The government also presented evidence that the fire investigators had concluded that arson was the cause of the fire. The investigators agreed that the fire was incendiary in origin and that a flammable liquid had been used as an accelerant. In addition, the government presented evidence that Papajohn had been experiencing financial difficulty and was behind in her payments to creditors and vendors, including six months behind in payments on a secured note for the IGA inventory. Further evidence showed that Papajohn processed her proof of loss with St. Paul through the mail. Papajohn, in return, was sent checks from St. Paul totaling $188,665.00 in settlement of her claim. The jury convicted Earles of one count of arson, two counts of aiding and abetting the crime of mail fraud, and one count of conspiracy. Papajohn was convicted of one count of aiding and abetting arson, two counts of mail fraud, and one count of conspiracy. After trial, defendants moved for a judgment of acquittal or, in the alternative, a new trial. They contended that the district court erred in allowing Donnie’s grand jury testimony into evidence and that the government’s evidence, without the grand

-4- jury testimony, was insufficient to support the convictions. The district court agreed and entered a judgment of acquittal. It denied defendants’ alternative motions for a new trial. The government appeals, arguing that the grand jury testimony was properly admitted and, if not, that the defendants should be retried.

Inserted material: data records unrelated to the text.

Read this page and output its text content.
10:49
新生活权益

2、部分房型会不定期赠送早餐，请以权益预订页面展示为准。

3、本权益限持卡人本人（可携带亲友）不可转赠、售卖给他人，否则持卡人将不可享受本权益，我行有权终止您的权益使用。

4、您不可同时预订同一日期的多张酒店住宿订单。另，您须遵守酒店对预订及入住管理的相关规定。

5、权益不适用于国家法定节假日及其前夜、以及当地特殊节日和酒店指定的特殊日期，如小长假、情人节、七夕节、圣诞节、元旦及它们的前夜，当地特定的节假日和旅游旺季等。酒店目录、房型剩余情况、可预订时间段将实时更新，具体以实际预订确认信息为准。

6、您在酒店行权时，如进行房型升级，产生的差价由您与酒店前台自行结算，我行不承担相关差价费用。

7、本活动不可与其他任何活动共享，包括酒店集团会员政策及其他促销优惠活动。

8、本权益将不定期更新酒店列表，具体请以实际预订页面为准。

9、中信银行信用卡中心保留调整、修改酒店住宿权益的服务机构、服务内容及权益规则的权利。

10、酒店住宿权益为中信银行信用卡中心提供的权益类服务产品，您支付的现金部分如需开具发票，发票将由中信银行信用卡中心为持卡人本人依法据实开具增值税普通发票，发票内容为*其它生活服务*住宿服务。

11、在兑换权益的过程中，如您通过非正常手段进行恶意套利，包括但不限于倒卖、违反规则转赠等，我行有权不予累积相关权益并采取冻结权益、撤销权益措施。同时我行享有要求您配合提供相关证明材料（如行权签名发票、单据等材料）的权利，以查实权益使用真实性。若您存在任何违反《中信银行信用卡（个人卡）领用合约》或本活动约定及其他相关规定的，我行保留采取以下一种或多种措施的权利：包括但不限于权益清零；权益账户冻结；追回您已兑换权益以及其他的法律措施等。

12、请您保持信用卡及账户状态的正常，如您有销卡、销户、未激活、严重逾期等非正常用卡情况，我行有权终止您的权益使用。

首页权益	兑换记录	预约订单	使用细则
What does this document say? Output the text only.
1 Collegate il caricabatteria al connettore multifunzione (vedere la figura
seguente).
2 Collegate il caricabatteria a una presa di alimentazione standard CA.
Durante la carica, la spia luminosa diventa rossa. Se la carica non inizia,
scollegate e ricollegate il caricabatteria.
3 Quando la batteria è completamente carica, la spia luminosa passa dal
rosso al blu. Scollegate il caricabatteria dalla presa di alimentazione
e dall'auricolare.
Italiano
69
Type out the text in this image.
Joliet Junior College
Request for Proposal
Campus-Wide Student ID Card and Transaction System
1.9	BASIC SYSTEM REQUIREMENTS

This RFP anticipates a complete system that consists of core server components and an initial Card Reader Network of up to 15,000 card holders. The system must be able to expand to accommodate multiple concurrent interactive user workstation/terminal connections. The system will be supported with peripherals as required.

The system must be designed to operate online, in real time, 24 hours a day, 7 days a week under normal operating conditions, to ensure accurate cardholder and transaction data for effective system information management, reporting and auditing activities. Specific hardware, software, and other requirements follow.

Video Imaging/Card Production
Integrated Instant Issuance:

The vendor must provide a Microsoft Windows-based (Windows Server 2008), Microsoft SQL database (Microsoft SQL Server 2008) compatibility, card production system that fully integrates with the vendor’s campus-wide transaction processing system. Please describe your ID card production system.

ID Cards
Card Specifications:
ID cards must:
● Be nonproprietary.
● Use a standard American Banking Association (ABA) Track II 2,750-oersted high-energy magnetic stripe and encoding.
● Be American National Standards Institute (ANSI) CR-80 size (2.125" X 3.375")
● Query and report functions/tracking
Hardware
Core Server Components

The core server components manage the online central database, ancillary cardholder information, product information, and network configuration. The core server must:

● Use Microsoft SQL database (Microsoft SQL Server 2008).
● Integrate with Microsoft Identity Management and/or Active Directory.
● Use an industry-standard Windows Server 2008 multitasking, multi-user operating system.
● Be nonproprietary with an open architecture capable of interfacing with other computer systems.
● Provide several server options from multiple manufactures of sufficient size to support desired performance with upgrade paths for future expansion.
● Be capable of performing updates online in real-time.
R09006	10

II. DISCUSSION A. Admission of Grand Jury Testimony

As indicated, after Donnie refused to testify, the government offered portions of Donnie’s grand jury testimony into evidence. The defendants objected, arguing that such testimony was inadmissible hearsay. The district court first determined that Donnie was an unavailable witness due to his continuing refusal to testify despite court orders to do so. Fed. R. Evid. 804(a)(2).